12 Mart ve 12 Eylül dönemleri de benzer dramlara neden oldu. Gazeteciler, akademisyenler, yazarlar ve sanatçılar askeri rejimin gazabından kurtulmak için yurt dışına sürgüne gittiler. 12 Eylül yönetiminin 388.000 kişiye pasaport vermemesi nedeniyle binlerce kişi de illegal yollarla yurt dışına kaçmak zorunda kaldı.
Bu kişilerden birisi olan Cem Karaca, darbecilerin yurda dönme çağrısına uymadığı için 1983’te vatandaşlıktan çıkarıldı. Dönemin başbakanı Turgut Özal’la Almanya ziyaretinde görüşen Karaca’nın gıyabi tutukluluğu 1987’de kaldırıldı ve Türkiye’ye döndü.
Elbette herkes Karaca kadar şanslı değildi. Sürgünlerden birisi olan Prof.
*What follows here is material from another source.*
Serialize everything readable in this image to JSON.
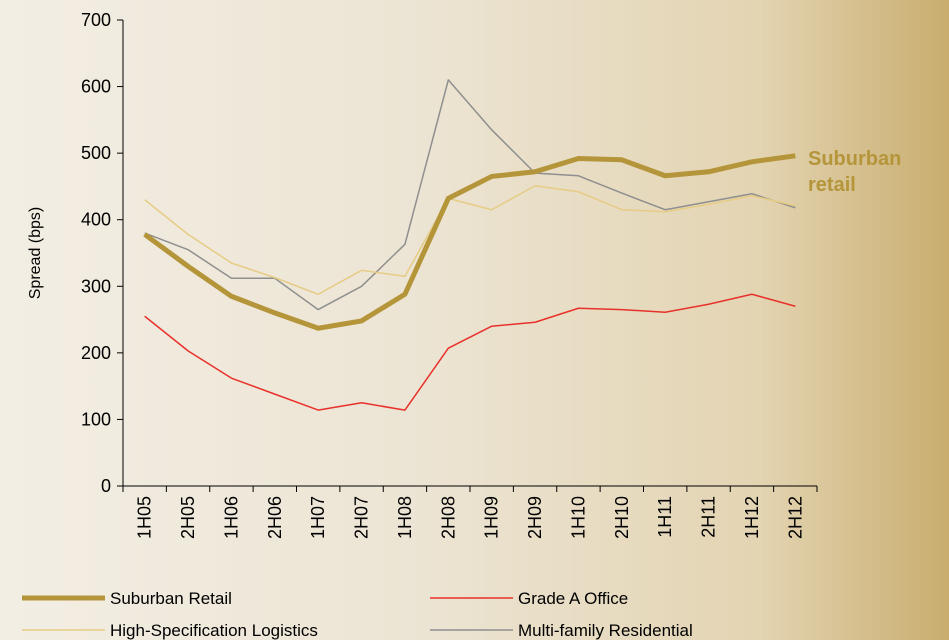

Dr. Niyazi Berkes, 1948’de “DTCF tasfiyeleri” olarak bilinen gelişmelerle üniversiteden uzaklaştırılmış ve çareyi gönüllü sürgün olmakta bulmuştu. 1952’de Kanada’ya gelen Berkes, 1975’te emekli olunca İngiltere’ye geldi ve vefat ettiği 1988’e kadar Londra yakınlarında bir kasabada yaşadı.
“Yersiz yurtsuz” bir hayat yaşayan ve adeta “Persona non grata” ilan edilen Berkes için anlatılan “Türkiye’ye dönmeye ilk defa karar verdiğinde 27 Mayıs Darbesi, ikinci kararında 12 Mart Muhtırası, üçüncü ve son kararında ise 12 Eylül Darbesi oldu ve ülkesine dönemeden vefat etti” sözü, Türkiye’nin istikrarsız rejimi için iyi bir örnek olarak gösterilebilir.
İşte bir Türkiye gerçeği olan sürgünlerin büyük bir kısmı, ülkelerini terk ettikten sonra bir gün geri dönme ümitlerini hep canlı tuttular. Şanslı sürgünler bazen II. Meşrutiyet Affı, Yüzelliliklerin Affı, 50. Yıl Affı gibi büyük kapsamlı aflarla bazen de şahsi aflarla Türkiye’ye geri dönseler de önemli bir kısmı bir daha vatan toprağını göremeden gurbette vefat ettiler.
Kaynaklar: B. Çağlar, “Zindandan Gelen Sada”, Osmanlı’da Siyaset ve Diplomasi, İstanbul, Osamer, 2016; F. Çakmak, “Şeref Kurbanları ve Tıbbiyeliler”, Vatan ve Sıhhat, İzmir, 2015; A. Acehan, “Tanzimat Fermanı’ndan Bugüne Edebi Sürgün”, TÜBAR, 2017, XXII; M. Korkmaz, Osmanlı Devleti’nde Siyasi İktidarın Baskı Aracı Olarak Sürgünler, AÜ SBE Yüksek Lisans Tezi, Ankara, 2017.